Thirty-three consecutive octogenarian patients who had undergone cardio-aortic operations from 1992 to 1998 were studied. There were 14 men and 19 women. The mean age was 81.9 years. Of the 33, 19 patients (58%) were in New York Heart Association class IV, and 21 patients (64%) were operated on urgently or in emergency. The procedures undergone were operation for coronary artery disease in 17 patients, operation for valvular disease in 7 patients, operation for thoracic-aorta in 7 patients, and others in 2 patients.
The hospital mortality rate was 27% (9 patients). However, 89% of patients experiencing hospital death were in New York Heart Association class IV preoperatively and had required an emergency/urgent operation. On the other hand, there was only one hospital death (1/12, 8.3%) among the elective patients. The statistically significant risk factors for hospital death were renal insufficiency, shock, New York Heart Association class IV, intra-aortic balloon pumping, and longer cardiopulmonary bypass time. The one-, three-, and five-year-survival rate was 73%, 68%, and 55%, respectively. Of the survivors, 77% were in class I or II.

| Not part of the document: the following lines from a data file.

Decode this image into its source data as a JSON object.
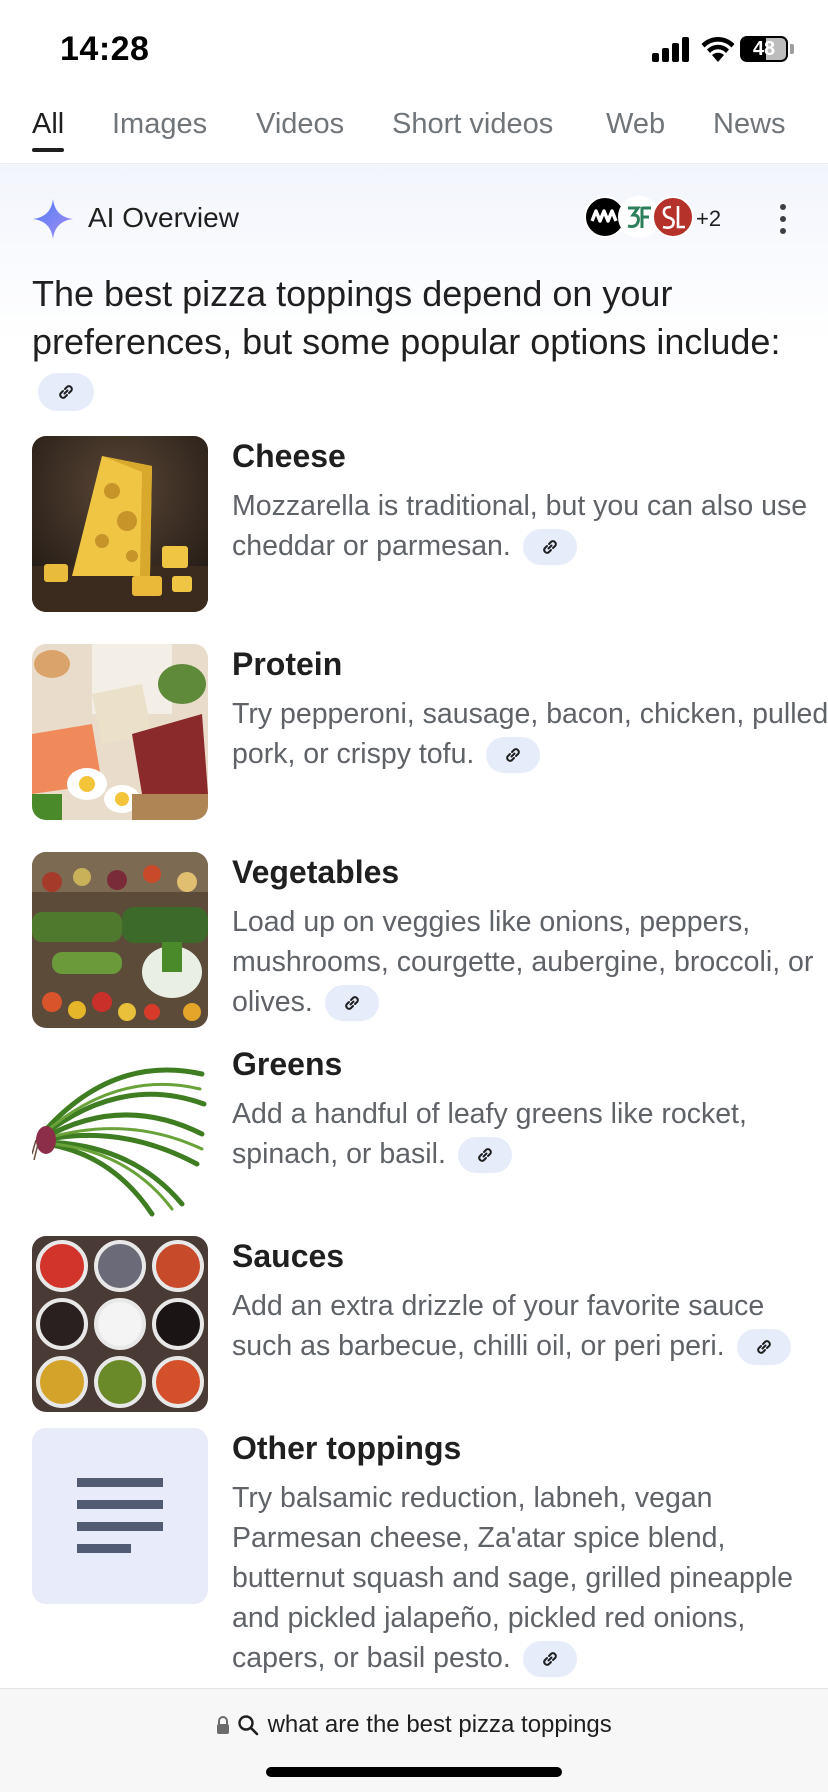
{
  "status": {
    "time": "14:28",
    "battery": "48"
  },
  "tabs": [
    {
      "label": "All",
      "active": true
    },
    {
      "label": "Images"
    },
    {
      "label": "Videos"
    },
    {
      "label": "Short videos"
    },
    {
      "label": "Web"
    },
    {
      "label": "News"
    }
  ],
  "overview": {
    "title": "AI Overview",
    "sources_more": "+2",
    "intro": "The best pizza toppings depend on your preferences, but some popular options include:"
  },
  "items": [
    {
      "title": "Cheese",
      "desc": "Mozzarella is traditional, but you can also use cheddar or parmesan."
    },
    {
      "title": "Protein",
      "desc": "Try pepperoni, sausage, bacon, chicken, pulled pork, or crispy tofu."
    },
    {
      "title": "Vegetables",
      "desc": "Load up on veggies like onions, peppers, mushrooms, courgette, aubergine, broccoli, or olives."
    },
    {
      "title": "Greens",
      "desc": "Add a handful of leafy greens like rocket, spinach, or basil."
    },
    {
      "title": "Sauces",
      "desc": "Add an extra drizzle of your favorite sauce such as barbecue, chilli oil, or peri peri."
    },
    {
      "title": "Other toppings",
      "desc": "Try balsamic reduction, labneh, vegan Parmesan cheese, Za'atar spice blend, butternut squash and sage, grilled pineapple and pickled jalapeño, pickled red onions, capers, or basil pesto."
    }
  ],
  "address_bar": {
    "query": "what are the best pizza toppings"
  },
  "icons": {
    "sparkle": "sparkle-icon",
    "link": "link-icon",
    "lock": "lock-icon",
    "search": "search-icon",
    "more": "more-vert-icon"
  }
}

Although octogenarians' hospital mortality was still very high, the mid-term results were acceptable and the survivors' quality of life was satisfactory. These data suggested that we should operate on cardio-aortic patients before they reach a very serious state, especially in octogenarians.

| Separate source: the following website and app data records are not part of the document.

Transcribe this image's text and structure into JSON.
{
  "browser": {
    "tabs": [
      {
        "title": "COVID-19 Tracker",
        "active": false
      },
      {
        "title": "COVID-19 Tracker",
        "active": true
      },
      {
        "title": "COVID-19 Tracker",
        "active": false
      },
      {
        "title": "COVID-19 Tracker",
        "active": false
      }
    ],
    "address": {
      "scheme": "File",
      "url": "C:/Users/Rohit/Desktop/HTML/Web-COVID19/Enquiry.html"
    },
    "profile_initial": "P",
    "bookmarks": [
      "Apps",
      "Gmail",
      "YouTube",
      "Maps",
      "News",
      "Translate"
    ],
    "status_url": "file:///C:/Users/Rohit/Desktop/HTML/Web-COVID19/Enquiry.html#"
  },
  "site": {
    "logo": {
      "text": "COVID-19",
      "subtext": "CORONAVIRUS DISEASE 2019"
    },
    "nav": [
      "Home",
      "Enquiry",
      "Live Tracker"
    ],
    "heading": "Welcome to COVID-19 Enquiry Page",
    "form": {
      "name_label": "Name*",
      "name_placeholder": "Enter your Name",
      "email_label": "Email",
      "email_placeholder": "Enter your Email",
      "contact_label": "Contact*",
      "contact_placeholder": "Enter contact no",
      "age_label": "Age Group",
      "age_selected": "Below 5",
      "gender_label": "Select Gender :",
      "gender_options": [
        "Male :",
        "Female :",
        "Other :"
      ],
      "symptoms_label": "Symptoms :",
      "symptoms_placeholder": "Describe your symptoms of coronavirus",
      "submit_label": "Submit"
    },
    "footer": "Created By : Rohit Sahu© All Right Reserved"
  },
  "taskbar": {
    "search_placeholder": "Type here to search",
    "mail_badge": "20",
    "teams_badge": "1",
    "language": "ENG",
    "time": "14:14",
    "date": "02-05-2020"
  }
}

人口老龄化是日本当前的一个现象,80岁老人的预期寿命越来越长。因此,我们回顾了我院对八旬老人进行的心脏主动脉手术。
研究了1992年至1998年连续接受心脏主动脉手术的33例八旬老人患者。其中男性14例,女性19例。平均年龄为81.9岁。在这33例患者中,19例(58%)为纽约心脏协会IV级,21例(64%)接受了急诊或紧急手术。所进行的手术包括17例冠状动脉疾病手术、7例瓣膜疾病手术、7例胸主动脉手术和2例其他手术。

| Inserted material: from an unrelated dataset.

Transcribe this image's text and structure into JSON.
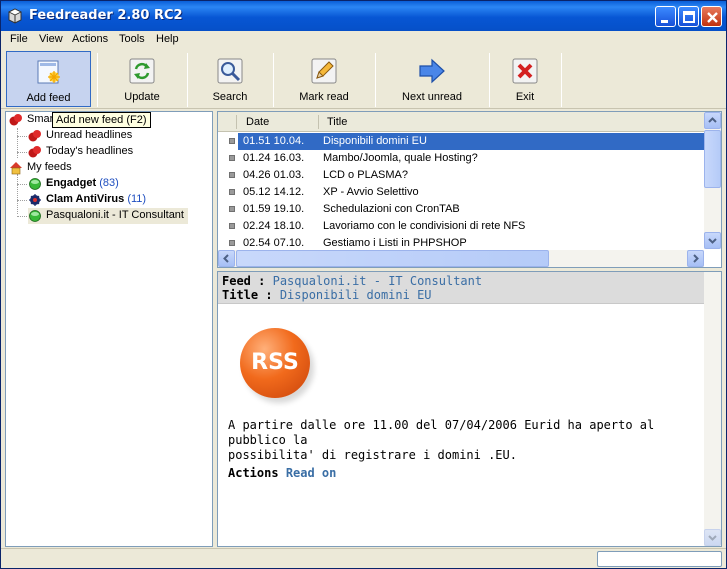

医院死亡率为27%(9例)。然而,在医院死亡的患者中,89%术前为纽约心脏协会IV级,且需要急诊/紧急手术。另一方面,择期手术患者中只有1例医院死亡(1/12,8.3%)。医院死亡的统计学显著危险因素为肾功能不全、休克、纽约心脏协会IV级、主动脉内球囊反搏和较长的体外循环时间。1年、3年和5年生存率分别为73%、68%和55%。在幸存者中,77%为I级或II级。
尽管八旬老人的医院死亡率仍然很高,但中期结果是可以接受的,幸存者的生活质量也令人满意。这些数据表明,我们应该在心脏主动脉疾病患者病情尚未非常严重时进行手术,尤其是八旬老人。